Billy focused his rheumy eyes on me.
“Who are you?”
“Phil’s daughter.”
“Cop?”
“Was until I wasn’t,” I said. “I’m private now.”
Billy nodded, as if the old man were trying to process new information.
“Ask you something?”
“Sure?”
“Your ass as good as your legs?”
“Dad!” Tim Leonard said.
“It’s okay,” I said. And to Billy I said, “The answer is an unqualified yes.”
“I was always an ass man,” Billy Leonard said. “Give me a good ass over big tits anytime.”
Tim sighed, shook his head, told his father he’d be outside, and left us there. My father and I pulled up the two folding chairs in the room so that we were facing Billy.
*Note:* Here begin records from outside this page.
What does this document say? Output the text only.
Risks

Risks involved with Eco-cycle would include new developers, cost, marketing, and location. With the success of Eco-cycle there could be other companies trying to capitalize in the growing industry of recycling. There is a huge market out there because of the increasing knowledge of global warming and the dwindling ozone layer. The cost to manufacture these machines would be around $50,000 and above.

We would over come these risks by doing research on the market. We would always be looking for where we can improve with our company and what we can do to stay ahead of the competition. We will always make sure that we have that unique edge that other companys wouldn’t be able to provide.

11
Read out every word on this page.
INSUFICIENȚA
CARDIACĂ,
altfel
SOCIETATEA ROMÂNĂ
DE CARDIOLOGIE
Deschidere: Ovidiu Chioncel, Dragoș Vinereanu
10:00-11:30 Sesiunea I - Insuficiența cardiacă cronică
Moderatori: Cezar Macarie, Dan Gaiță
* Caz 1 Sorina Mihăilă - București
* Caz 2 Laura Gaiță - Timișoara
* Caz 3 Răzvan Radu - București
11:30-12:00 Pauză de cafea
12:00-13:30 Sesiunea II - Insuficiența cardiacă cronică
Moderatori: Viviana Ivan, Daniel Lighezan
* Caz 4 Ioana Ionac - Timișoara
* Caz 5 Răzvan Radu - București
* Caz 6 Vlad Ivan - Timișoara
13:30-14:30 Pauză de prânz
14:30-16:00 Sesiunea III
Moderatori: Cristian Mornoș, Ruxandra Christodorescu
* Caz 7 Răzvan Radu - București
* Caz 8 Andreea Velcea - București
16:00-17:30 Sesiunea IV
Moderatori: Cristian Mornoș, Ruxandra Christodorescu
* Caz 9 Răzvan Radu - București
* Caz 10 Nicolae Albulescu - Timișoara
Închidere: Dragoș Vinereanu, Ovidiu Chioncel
“Somebody is shooting at the Burkes again, Billy,” my father said, as if he were still the lead detective on the case. “First Desmond’s son, Richie. He lived. Peter Burke was not as lucky.”
“What about Felix?” Billy said. “I worked for Felix, mostly. Took a bullet for him that time. You remember that, Phil? Stepped right up there like a fucking champion.”
“Everybody remembers,” my father said.
“Showed them all some rope that night,” Billy said.
“Somebody shot up Felix’s house this time,” I said. “Just without him in it.”